Arizona became the first state in 2011 to enact an education savings account (ESA) program, which allows parent who prefer a non-public school option to have 90% of the funds the state would have paid to enroll their child in a public school deposited into a tax-free savings account instead. Parents can use those funds to pay for authorized education expenses such as tutoring, private school tuition, and online courses, and remaining funds can be reserved for future education expense such as college tuition.

Research shows that Arizona parents are tailoring their children’s ESAs for a variety of education-related expenses, meaning students are getting highly customized education options. What’s more, such individualized education options make parents very satisfied.

Kate Scanlon, Young Leaders Program member at The Heritage Foundation, explains what customized education options mean for Arizona parents in the Daily Signal:

Kami Cothrun was a frustrated public school teacher when she decided to open a school of her own. She “saw a need” and decided to act.

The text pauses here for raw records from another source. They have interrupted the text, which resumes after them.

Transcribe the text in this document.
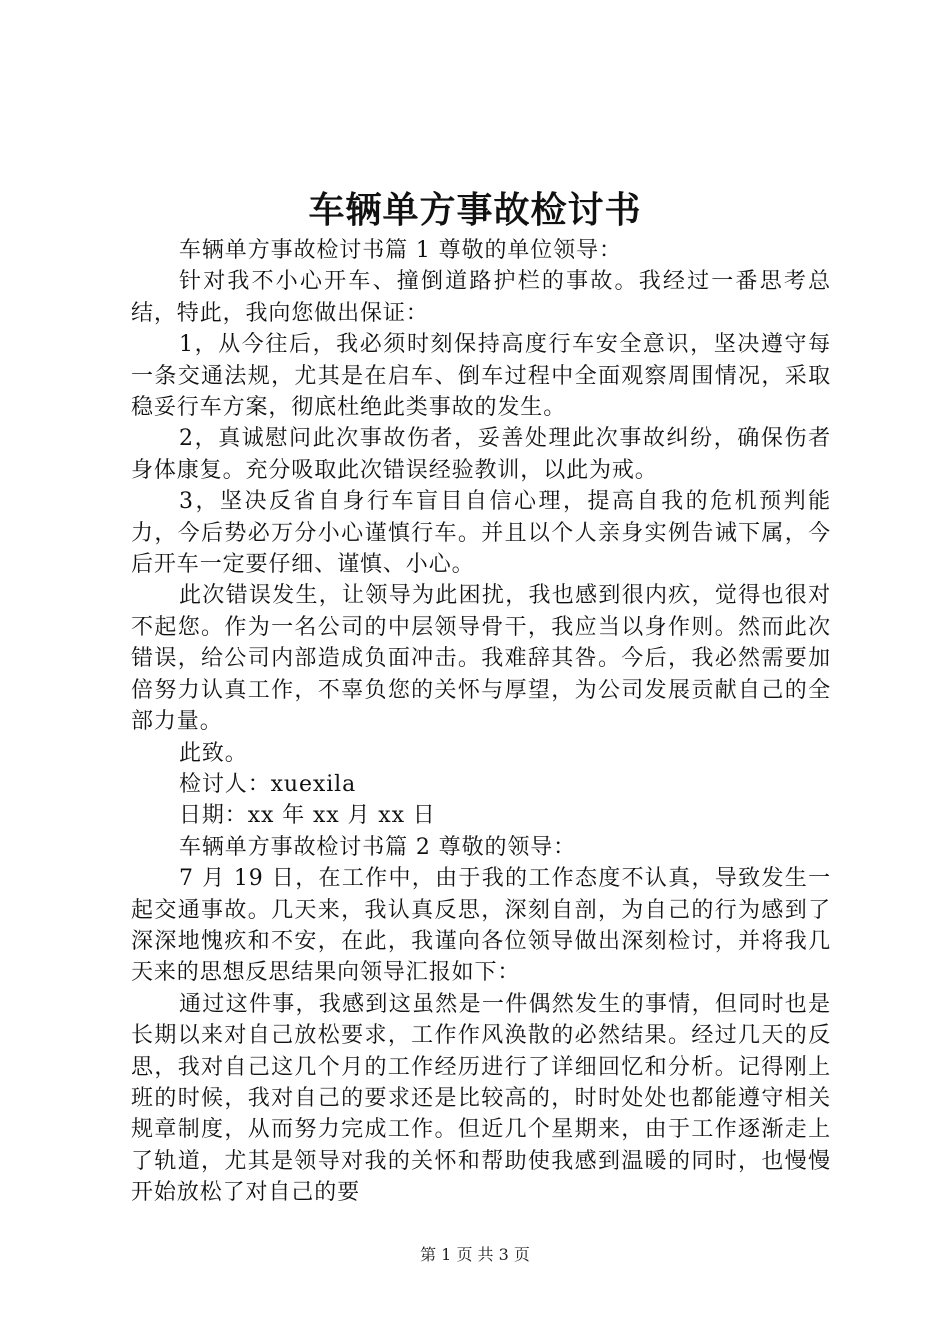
车辆单方事故检讨书

车辆单方事故检讨书篇 1 尊敬的单位领导：

针对我不小心开车、撞倒道路护栏的事故。我经过一番思考总结，特此，我向您做出保证：

1，从今往后，我必须时刻保持高度行车安全意识，坚决遵守每一条交通法规，尤其是在启车、倒车过程中全面观察周围情况，采取稳妥行车方案，彻底杜绝此类事故的发生。

2，真诚慰问此次事故伤者，妥善处理此次事故纠纷，确保伤者身体康复。充分吸取此次错误经验教训，以此为戒。

3，坚决反省自身行车盲目自信心理，提高自我的危机预判能力，今后势必万分小心谨慎行车。并且以个人亲身实例告诫下属，今后开车一定要仔细、谨慎、小心。

此次错误发生，让领导为此困扰，我也感到很内疚，觉得也很对不起您。作为一名公司的中层领导骨干，我应当以身作则。然而此次错误，给公司内部造成负面冲击。我难辞其咎。今后，我必然需要加倍努力认真工作，不辜负您的关怀与厚望，为公司发展贡献自己的全部力量。

此致。

检讨人：xuexila

日期：xx 年 xx 月 xx 日

车辆单方事故检讨书篇 2 尊敬的领导：

7 月 19 日，在工作中，由于我的工作态度不认真，导致发生一起交通事故。几天来，我认真反思，深刻自剖，为自己的行为感到了深深地愧疚和不安，在此，我谨向各位领导做出深刻检讨，并将我几天来的思想反思结果向领导汇报如下：

通过这件事，我感到这虽然是一件偶然发生的事情，但同时也是长期以来对自己放松要求，工作作风涣散的必然结果。经过几天的反思，我对自己这几个月的工作经历进行了详细回忆和分析。记得刚上班的时候，我对自己的要求还是比较高的，时时处处也都能遵守相关规章制度，从而努力完成工作。但近几个星期来，由于工作逐渐走上了轨道，尤其是领导对我的关怀和帮助使我感到温暖的同时，也慢慢开始放松了对自己的要

第 1 页 共 3 页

What started out as a small endeavor with just six students has blossomed into three Arizona campuses with 200 special-needs students. …

“I’d heard a lot of struggles from families—things that they wished could be changed, things they wished public schools would do,” Cothrun told The Daily Signal. “I took all of that information and created Pieceful Solutions. And so, really, just to offer something, bigger, better, different is really kind of my philosophy.” …

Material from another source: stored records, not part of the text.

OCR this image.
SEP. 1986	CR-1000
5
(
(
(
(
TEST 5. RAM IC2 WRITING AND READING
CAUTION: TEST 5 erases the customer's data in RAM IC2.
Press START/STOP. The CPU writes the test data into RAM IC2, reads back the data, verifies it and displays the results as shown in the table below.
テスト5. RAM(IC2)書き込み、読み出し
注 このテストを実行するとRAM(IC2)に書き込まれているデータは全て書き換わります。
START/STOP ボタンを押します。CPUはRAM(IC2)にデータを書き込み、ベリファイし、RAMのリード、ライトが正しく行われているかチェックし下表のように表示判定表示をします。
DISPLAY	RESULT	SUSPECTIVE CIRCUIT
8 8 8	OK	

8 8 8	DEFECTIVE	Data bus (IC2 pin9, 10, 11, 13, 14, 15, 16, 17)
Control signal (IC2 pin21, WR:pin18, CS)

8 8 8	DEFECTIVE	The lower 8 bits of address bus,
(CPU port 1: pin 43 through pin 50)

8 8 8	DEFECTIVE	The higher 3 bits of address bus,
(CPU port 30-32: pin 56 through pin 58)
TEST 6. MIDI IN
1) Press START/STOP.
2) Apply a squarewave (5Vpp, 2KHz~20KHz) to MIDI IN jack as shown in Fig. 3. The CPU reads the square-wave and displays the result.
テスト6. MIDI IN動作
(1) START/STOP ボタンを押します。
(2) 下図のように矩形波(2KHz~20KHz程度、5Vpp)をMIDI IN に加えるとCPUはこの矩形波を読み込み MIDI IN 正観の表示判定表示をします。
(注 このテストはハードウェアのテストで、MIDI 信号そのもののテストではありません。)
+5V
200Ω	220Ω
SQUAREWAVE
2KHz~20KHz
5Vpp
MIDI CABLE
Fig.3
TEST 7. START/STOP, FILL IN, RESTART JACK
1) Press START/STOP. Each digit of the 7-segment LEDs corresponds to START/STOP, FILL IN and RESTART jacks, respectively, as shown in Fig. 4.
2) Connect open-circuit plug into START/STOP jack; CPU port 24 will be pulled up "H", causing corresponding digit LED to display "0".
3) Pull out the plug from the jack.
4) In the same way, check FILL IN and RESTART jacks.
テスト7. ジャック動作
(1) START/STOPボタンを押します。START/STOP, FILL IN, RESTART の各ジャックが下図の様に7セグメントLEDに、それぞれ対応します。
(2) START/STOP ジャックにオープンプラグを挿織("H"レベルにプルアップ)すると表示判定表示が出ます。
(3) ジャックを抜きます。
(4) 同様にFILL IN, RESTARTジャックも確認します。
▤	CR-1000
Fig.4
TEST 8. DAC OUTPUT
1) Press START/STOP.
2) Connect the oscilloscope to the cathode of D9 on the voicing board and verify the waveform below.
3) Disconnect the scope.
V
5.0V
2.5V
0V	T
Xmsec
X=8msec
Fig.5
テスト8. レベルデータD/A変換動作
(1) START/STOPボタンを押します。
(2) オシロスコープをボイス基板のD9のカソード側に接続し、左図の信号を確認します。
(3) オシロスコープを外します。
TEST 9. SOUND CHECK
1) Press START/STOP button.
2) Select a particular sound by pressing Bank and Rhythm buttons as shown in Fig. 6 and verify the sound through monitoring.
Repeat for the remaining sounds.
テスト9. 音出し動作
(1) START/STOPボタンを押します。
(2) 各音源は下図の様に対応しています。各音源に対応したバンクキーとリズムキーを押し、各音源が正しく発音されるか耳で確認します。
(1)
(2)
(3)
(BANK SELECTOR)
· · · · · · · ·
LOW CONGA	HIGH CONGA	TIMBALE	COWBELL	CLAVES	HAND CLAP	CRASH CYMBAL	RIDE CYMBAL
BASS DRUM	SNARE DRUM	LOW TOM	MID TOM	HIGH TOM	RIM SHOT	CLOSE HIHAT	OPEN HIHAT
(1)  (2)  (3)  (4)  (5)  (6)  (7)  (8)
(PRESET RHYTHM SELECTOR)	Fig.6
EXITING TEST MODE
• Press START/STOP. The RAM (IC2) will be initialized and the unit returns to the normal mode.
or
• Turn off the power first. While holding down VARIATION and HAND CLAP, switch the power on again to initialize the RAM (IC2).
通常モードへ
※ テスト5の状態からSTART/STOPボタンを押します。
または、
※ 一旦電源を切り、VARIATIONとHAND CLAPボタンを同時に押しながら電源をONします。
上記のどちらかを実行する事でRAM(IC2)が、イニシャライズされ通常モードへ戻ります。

The school was created in 2008 to help children with autism and other disabilities. It takes a different approach from public schools, utilizing innovative teaching techniques to improve learning.

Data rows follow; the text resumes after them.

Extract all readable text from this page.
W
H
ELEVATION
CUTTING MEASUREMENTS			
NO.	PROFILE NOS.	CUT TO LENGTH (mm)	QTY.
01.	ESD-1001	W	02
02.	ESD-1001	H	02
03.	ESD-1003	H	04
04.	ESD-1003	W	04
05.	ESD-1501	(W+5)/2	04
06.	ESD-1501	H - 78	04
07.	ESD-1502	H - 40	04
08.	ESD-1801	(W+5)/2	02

ESAs are helping Arizona education entrepreneurs—who are parent and philanthropists—by-pass the big ED bureaucracy, and focus on students instead:

Cothrun, who has a bachelor’s degree in speech and language and a master’s in special education, taught in Mesa, Ariz., public schools for five years but became frustrated with the “bureaucracy” as she tried to teach students with special needs.

That led her to start a new K-12 school—the first in Arizona specifically for autism. Today, she serves as the school’s executive director. …

“I was struggling with the bureaucracy of a public school district,” said Cothrun. “I really wanted to offer something different to families.” …

Cothrun said that Education Savings Accounts gave her the freedom to provide more for her students and their families. Today, Pieceful Solutions offers classes such as “karate, yoga, music therapy, cooking, lots and lots of speech and language, small class sizes and a high student-teacher ratio.”

“It has allowed me, as the founder of the school, to be able to offer our program to so many more families,” Cothrun said. “When I first started Pieceful Solutions six years ago, ESA didn’t exist and so for families to afford a private education, it was rare. It was nearly impossible.

“With the ESA, these families can get the specific individualized education that their child needs using the dollars straight for the school,” she said.